2021: el año en que el Edge Computing llegó a nuestras vidas

Emilio Moreno    21 diciembre, 2021

Aprovechando que estamos a final de año, es un buen momento para mirar hacia atrás y ver cómo ha llegado el Edge a nuestras vidas. En mi caso personal, en 2021 el Edge Computing ha entrado de lleno, al tener la suerte de asumir responsabilidades en el área.

Desde el punto de vista de Telefónica, 2021 ha sido un año importante en la relación con el Edge Computing. Desde el punto de vista de infraestructura, ya contamos con una oferta comercial (VDC-Edge) que permite a nuestros clientes disfrutar de las ventajas de Edge.  En paralelo, hemos mostrado nuevos ejemplos de innovación con nuestros clientes en el área, demostrando que hay retos tecnológicos que pueden ser resueltos mediante este nuevo paradigma.

Pero siempre queda un margen de duda acerca del impacto real que está teniendo. ¿Es un término de moda al que toda la industria está ansioso por adherirse? Hace ya algún tiempo, cuando el término de Cloud Computing comenzó a popularizarse, recuerdo haber visto soluciones “clásicas” que con una pequeña capa de barniz rápidamente se postulaban como soluciones Cloud.

Gartner, uno de los analistas de referencia en tecnología, posiciona en agosto de este año el término Edge Computing, en el punto más alto del “pico de expectativas infladas” de sus clásicos “Hype Cycle”.

Obviamente, cuando las expectativas son grandes, existe el riesgo de que no se materialicen completamente y generen desilusión. En este caso particular, independientemente de las ilusiones de cada actor en la industria, veo algunos factores que me parecen interesantes y que me hacen pensar que el impacto del Edge va a ser muy significativo.

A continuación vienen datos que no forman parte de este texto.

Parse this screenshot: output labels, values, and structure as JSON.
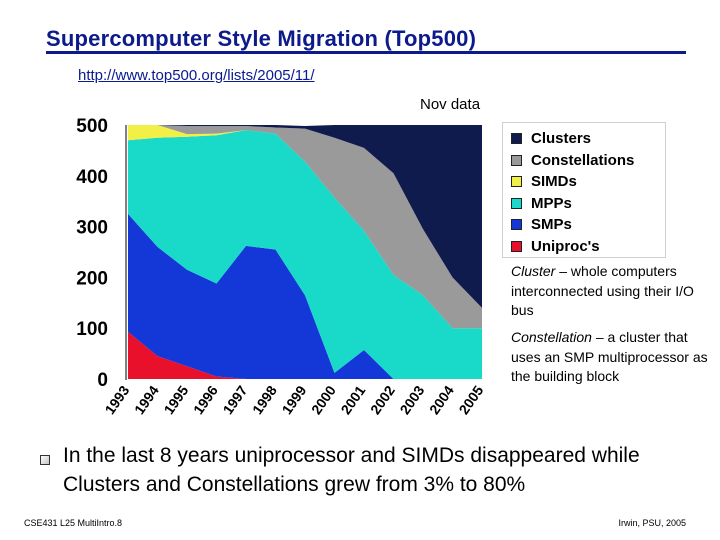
{
  "slide": {
    "title": "Supercomputer Style Migration (Top500)",
    "url": "http://www.top500.org/lists/2005/11/",
    "bullet": "In the last 8 years uniprocessor and SIMDs disappeared while Clusters and Constellations grew from 3% to 80%",
    "footer_left": "CSE431 L25 MultiIntro.8",
    "footer_right": "Irwin, PSU, 2005"
  },
  "notes": [
    {
      "term": "Cluster",
      "text": " – whole computers interconnected using their I/O bus"
    },
    {
      "term": "Constellation",
      "text": " – a cluster that uses an SMP multiprocessor as the building block"
    }
  ],
  "chart_data": {
    "type": "area",
    "stacked": true,
    "subtitle": "Nov data",
    "x": [
      "1993",
      "1994",
      "1995",
      "1996",
      "1997",
      "1998",
      "1999",
      "2000",
      "2001",
      "2002",
      "2003",
      "2004",
      "2005"
    ],
    "ylim": [
      0,
      500
    ],
    "yticks": [
      0,
      100,
      200,
      300,
      400,
      500
    ],
    "series": [
      {
        "name": "Uniproc's",
        "color": "#e8102a",
        "values": [
          93,
          45,
          25,
          5,
          0,
          0,
          0,
          0,
          0,
          0,
          0,
          0,
          0
        ]
      },
      {
        "name": "SMPs",
        "color": "#1438d8",
        "values": [
          232,
          215,
          190,
          183,
          262,
          255,
          165,
          12,
          57,
          0,
          0,
          0,
          0
        ]
      },
      {
        "name": "MPPs",
        "color": "#19d9c8",
        "values": [
          145,
          215,
          262,
          292,
          228,
          228,
          263,
          345,
          235,
          205,
          165,
          100,
          100
        ]
      },
      {
        "name": "SIMDs",
        "color": "#f2f047",
        "values": [
          30,
          25,
          5,
          3,
          0,
          0,
          0,
          0,
          0,
          0,
          0,
          0,
          0
        ]
      },
      {
        "name": "Constellations",
        "color": "#9a9a9a",
        "values": [
          0,
          0,
          16,
          15,
          8,
          12,
          65,
          118,
          163,
          200,
          130,
          100,
          40
        ]
      },
      {
        "name": "Clusters",
        "color": "#0f1b4d",
        "values": [
          0,
          0,
          2,
          2,
          2,
          5,
          5,
          25,
          45,
          95,
          205,
          300,
          360
        ]
      }
    ],
    "legend_order": [
      "Clusters",
      "Constellations",
      "SIMDs",
      "MPPs",
      "SMPs",
      "Uniproc's"
    ],
    "legend_position": "right"
  }
}
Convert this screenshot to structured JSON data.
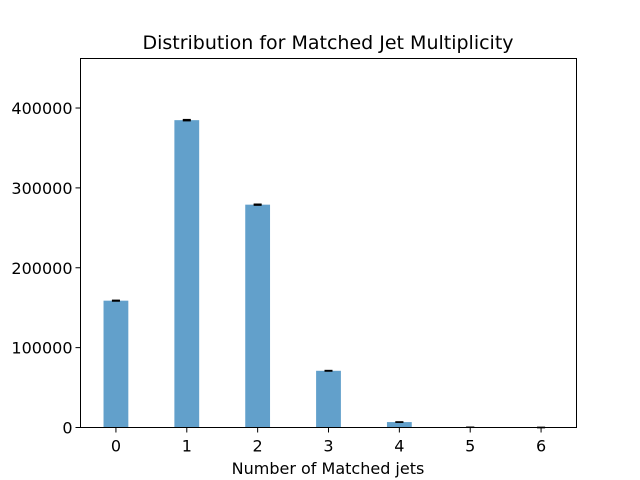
{
  "chart_data": {
    "type": "bar",
    "title": "Distribution for Matched Jet Multiplicity",
    "xlabel": "Number of Matched jets",
    "ylabel": "",
    "categories": [
      "0",
      "1",
      "2",
      "3",
      "4",
      "5",
      "6"
    ],
    "values": [
      158800,
      384800,
      279000,
      71000,
      6800,
      300,
      10
    ],
    "errors": [
      400,
      620,
      530,
      270,
      80,
      17,
      3
    ],
    "ylim": [
      0,
      462000
    ],
    "yticks": [
      0,
      100000,
      200000,
      300000,
      400000
    ],
    "ytick_labels": [
      "0",
      "100000",
      "200000",
      "300000",
      "400000"
    ],
    "grid": false,
    "bar_color": "#62a0cb",
    "error_color": "#000000"
  }
}
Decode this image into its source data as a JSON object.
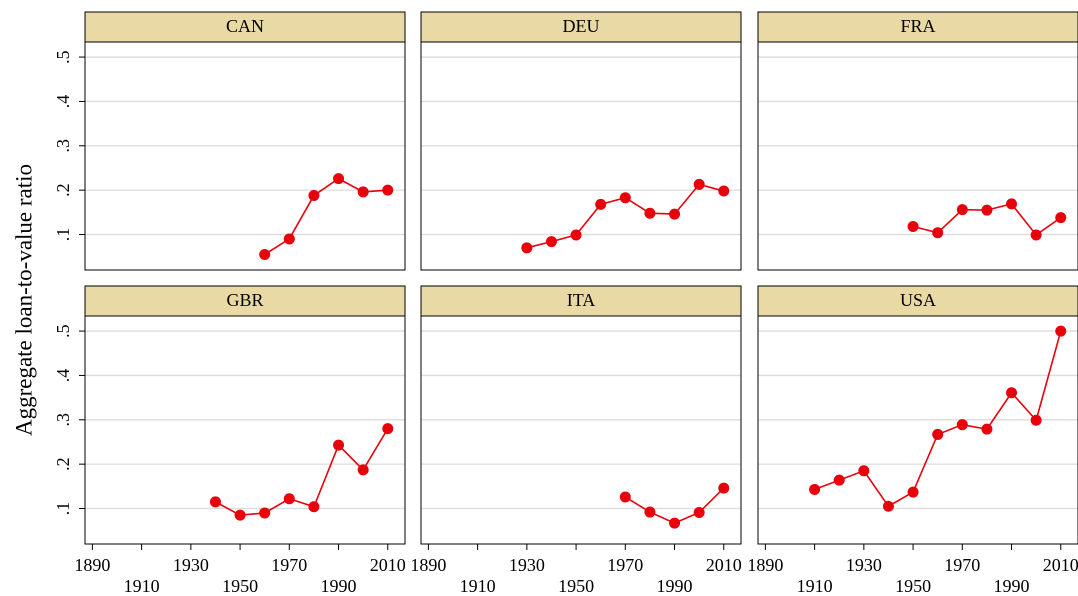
{
  "chart_data": {
    "type": "line",
    "ylabel": "Aggregate loan-to-value ratio",
    "color": "#e8000b",
    "xlim": [
      1887,
      2017
    ],
    "xticks": [
      1890,
      1910,
      1930,
      1950,
      1970,
      1990,
      2010
    ],
    "ylim": [
      0.02,
      0.534
    ],
    "yticks": [
      {
        "value": 0.1,
        "label": ".1"
      },
      {
        "value": 0.2,
        "label": ".2"
      },
      {
        "value": 0.3,
        "label": ".3"
      },
      {
        "value": 0.4,
        "label": ".4"
      },
      {
        "value": 0.5,
        "label": ".5"
      }
    ],
    "grid": true,
    "panels": [
      {
        "title": "CAN",
        "x": [
          1960,
          1970,
          1980,
          1990,
          2000,
          2010
        ],
        "values": [
          0.055,
          0.09,
          0.188,
          0.226,
          0.196,
          0.2
        ]
      },
      {
        "title": "DEU",
        "x": [
          1930,
          1940,
          1950,
          1960,
          1970,
          1980,
          1990,
          2000,
          2010
        ],
        "values": [
          0.07,
          0.084,
          0.099,
          0.168,
          0.183,
          0.148,
          0.146,
          0.213,
          0.198
        ]
      },
      {
        "title": "FRA",
        "x": [
          1950,
          1960,
          1970,
          1980,
          1990,
          2000,
          2010
        ],
        "values": [
          0.118,
          0.104,
          0.156,
          0.155,
          0.169,
          0.099,
          0.138
        ]
      },
      {
        "title": "GBR",
        "x": [
          1940,
          1950,
          1960,
          1970,
          1980,
          1990,
          2000,
          2010
        ],
        "values": [
          0.115,
          0.085,
          0.09,
          0.122,
          0.104,
          0.243,
          0.187,
          0.28
        ]
      },
      {
        "title": "ITA",
        "x": [
          1970,
          1980,
          1990,
          2000,
          2010
        ],
        "values": [
          0.126,
          0.092,
          0.067,
          0.091,
          0.146
        ]
      },
      {
        "title": "USA",
        "x": [
          1910,
          1920,
          1930,
          1940,
          1950,
          1960,
          1970,
          1980,
          1990,
          2000,
          2010
        ],
        "values": [
          0.143,
          0.164,
          0.185,
          0.105,
          0.137,
          0.267,
          0.289,
          0.279,
          0.361,
          0.299,
          0.5
        ]
      }
    ]
  }
}
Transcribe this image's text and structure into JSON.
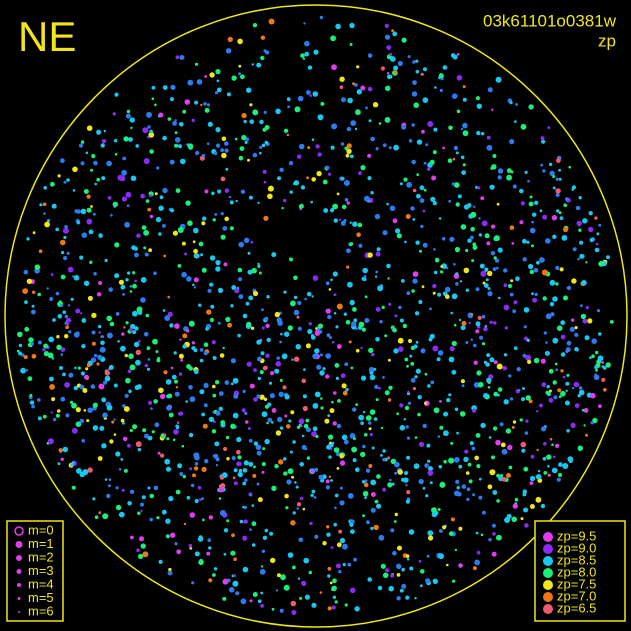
{
  "header": {
    "corner": "NE",
    "frame": "03k61101o0381w",
    "quantity": "zp"
  },
  "legend_mag": [
    "m=0",
    "m=1",
    "m=2",
    "m=3",
    "m=4",
    "m=5",
    "m=6"
  ],
  "legend_zp": [
    {
      "label": "zp=9.5",
      "color": "#e23cf0"
    },
    {
      "label": "zp=9.0",
      "color": "#8a2cf5"
    },
    {
      "label": "zp=8.5",
      "color": "#19c8f0"
    },
    {
      "label": "zp=8.0",
      "color": "#19f07a"
    },
    {
      "label": "zp=7.5",
      "color": "#f0e619"
    },
    {
      "label": "zp=7.0",
      "color": "#f07814"
    },
    {
      "label": "zp=6.5",
      "color": "#f05a6e"
    }
  ]
}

Es poco probable que lleguemos a tener referencias temporales del tipo “antes del Edge” o después del Edge, pero sí que va a influir notablemente en nuestras vidas.

Uno de ellos es la llegada del 5G “de verdad”, el 5G SA (StandAlone). Aunque ya disfrutamos desde hace meses del 5G, el despliegue de la versión SA va a suponer la llegada de nuevas capacidades, como el Network Slicing, que suponen un salto enorme. Y no hay que olvidar el latente conflicto geopolítico en relación al 5G entre China y USA, que puede llevar a dividir el mundo en bloques tecnológicos aislados. Esta rivalidad latente es muestra de que el 5G es más que un mercado multimillonario, sino que influye directa y poderosamente en otros sectores económicos y en general, en nuestras vidas.

El otro, es que se está trabajando intensamente con socios y usuarios finales en la identificación de casos de uso que demanden esta tecnología, y que permitan mejorar la oferta y crear una nueva generación de servicios a los usuarios. Es un cambio sustancial frente a un enfoque clásico de diseñar un producto, lanzarlo y esperar a que llegue la demanda. En mi opinión, va a contribuir a que nuestros clientes empresariales puedan imaginar servicios, tecnologías y casos de uso que hasta ahora ni podían contemplar y que se apoyen en Edge para llegar al mercado.

Por eso, esperemos que el 2022 veamos explotar el Edge. Y mientras llega este momento, ¡Feliz Navidad y 2022 para todos!